Business summit set for Canby
Business professionals will put their heads together during Thursday event
Members of similar businesses will put their heads and ideas together Thursday morning at the Canby Business and Professional Services Summit sponsored by the city economic development department.
The group, including architects, attorneys, bankers, bookkeepers and medical and real estate professionals, will meet 7:30-9:30 a.m. in the Community Room at the Canby Police Facility at 1175 NW Third Ave.
Businesses doing well in Canby are identified in six clusters under the city of Canby economic development plan: business and professional services, agriculture and food production, wholesale trade and trucking, high tech, advanced technologies metals and machinery and the clean sector, including transportation, construction, energy and telecommunications.
We identified specific industry clusters that have strength here in Canby in terms of numbers of jobs, number of companies and gross domestic products, said Renate Mengelberg, city economic development director.

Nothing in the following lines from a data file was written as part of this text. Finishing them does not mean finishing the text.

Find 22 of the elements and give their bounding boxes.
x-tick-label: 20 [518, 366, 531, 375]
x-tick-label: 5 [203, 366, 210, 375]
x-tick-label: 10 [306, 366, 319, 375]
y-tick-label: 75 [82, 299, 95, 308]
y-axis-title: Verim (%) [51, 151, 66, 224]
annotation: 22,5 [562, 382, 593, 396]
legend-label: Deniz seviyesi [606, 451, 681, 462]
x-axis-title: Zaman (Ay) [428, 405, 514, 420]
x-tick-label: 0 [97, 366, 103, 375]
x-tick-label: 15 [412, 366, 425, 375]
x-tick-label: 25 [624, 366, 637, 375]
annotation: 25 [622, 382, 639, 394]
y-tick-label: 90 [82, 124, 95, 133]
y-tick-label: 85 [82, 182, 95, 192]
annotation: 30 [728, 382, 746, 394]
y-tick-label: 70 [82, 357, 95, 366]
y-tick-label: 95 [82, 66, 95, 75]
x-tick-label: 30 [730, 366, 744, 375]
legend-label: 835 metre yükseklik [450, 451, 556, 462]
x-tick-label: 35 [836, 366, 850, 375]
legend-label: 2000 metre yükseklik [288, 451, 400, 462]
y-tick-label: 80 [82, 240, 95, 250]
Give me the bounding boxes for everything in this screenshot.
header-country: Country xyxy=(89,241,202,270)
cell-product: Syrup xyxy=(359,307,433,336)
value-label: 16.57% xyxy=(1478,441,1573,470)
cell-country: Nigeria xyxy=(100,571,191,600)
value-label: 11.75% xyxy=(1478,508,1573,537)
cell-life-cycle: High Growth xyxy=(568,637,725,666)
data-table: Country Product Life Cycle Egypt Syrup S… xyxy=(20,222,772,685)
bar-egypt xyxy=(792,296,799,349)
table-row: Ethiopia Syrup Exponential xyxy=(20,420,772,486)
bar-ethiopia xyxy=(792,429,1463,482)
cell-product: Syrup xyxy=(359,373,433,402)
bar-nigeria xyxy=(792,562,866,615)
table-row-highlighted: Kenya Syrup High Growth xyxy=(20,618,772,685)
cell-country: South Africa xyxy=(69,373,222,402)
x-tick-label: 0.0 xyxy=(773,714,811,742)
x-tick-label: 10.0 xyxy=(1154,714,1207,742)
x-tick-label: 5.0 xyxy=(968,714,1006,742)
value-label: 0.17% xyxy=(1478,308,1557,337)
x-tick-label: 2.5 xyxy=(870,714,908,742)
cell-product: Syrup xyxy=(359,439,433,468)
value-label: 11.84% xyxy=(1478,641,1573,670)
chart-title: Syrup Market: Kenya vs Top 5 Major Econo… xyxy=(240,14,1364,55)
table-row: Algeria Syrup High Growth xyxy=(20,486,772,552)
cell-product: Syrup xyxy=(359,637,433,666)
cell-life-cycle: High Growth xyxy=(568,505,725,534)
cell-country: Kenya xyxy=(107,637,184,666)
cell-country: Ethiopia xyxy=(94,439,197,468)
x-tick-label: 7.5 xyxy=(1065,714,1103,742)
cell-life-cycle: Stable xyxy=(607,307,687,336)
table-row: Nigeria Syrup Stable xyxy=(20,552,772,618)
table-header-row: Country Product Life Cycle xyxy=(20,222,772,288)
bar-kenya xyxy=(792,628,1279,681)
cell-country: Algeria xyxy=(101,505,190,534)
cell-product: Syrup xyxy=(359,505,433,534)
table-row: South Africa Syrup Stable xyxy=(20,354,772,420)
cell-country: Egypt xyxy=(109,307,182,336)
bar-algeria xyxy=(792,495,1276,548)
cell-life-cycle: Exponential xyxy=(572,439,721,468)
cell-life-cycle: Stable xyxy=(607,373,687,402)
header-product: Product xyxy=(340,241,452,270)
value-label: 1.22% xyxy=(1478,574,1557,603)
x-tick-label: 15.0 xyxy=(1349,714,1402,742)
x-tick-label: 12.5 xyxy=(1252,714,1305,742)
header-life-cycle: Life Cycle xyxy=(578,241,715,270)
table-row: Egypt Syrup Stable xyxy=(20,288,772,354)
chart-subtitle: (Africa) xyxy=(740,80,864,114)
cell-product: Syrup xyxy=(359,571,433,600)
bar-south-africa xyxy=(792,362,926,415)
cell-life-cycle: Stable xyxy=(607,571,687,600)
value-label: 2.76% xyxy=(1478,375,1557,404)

The business and professional services cluster includes nearly 100 Canby businesses, employing more than 250 employees and contributing about $12.2 million annual to Canbys gross domestic product, she said.
The summits help provide more data.
We wanted to dig deeper, understand why these industries are strong here and what about Canby fosters their success, Mengelberg said. Are there challenges they are facing, are there growth opportunities and how can we make it a stronger business climate for them?
The summits provide an opportunity for cluster members to connect with similar businesses, share their expertise, discuss common issues and opportunities to grow their industry, she said.
Mayor Brian Hodson will make introductory comments at Thursdays gathering and the industry conversation will be led by Tyler Smith, an attorney and chairman of the Canby Planning Commission.
This will be the Economic Development Departments fourth summit. Earlier summits included agriculture and food production, advanced technologies and clean tech construction energy and telecommunications.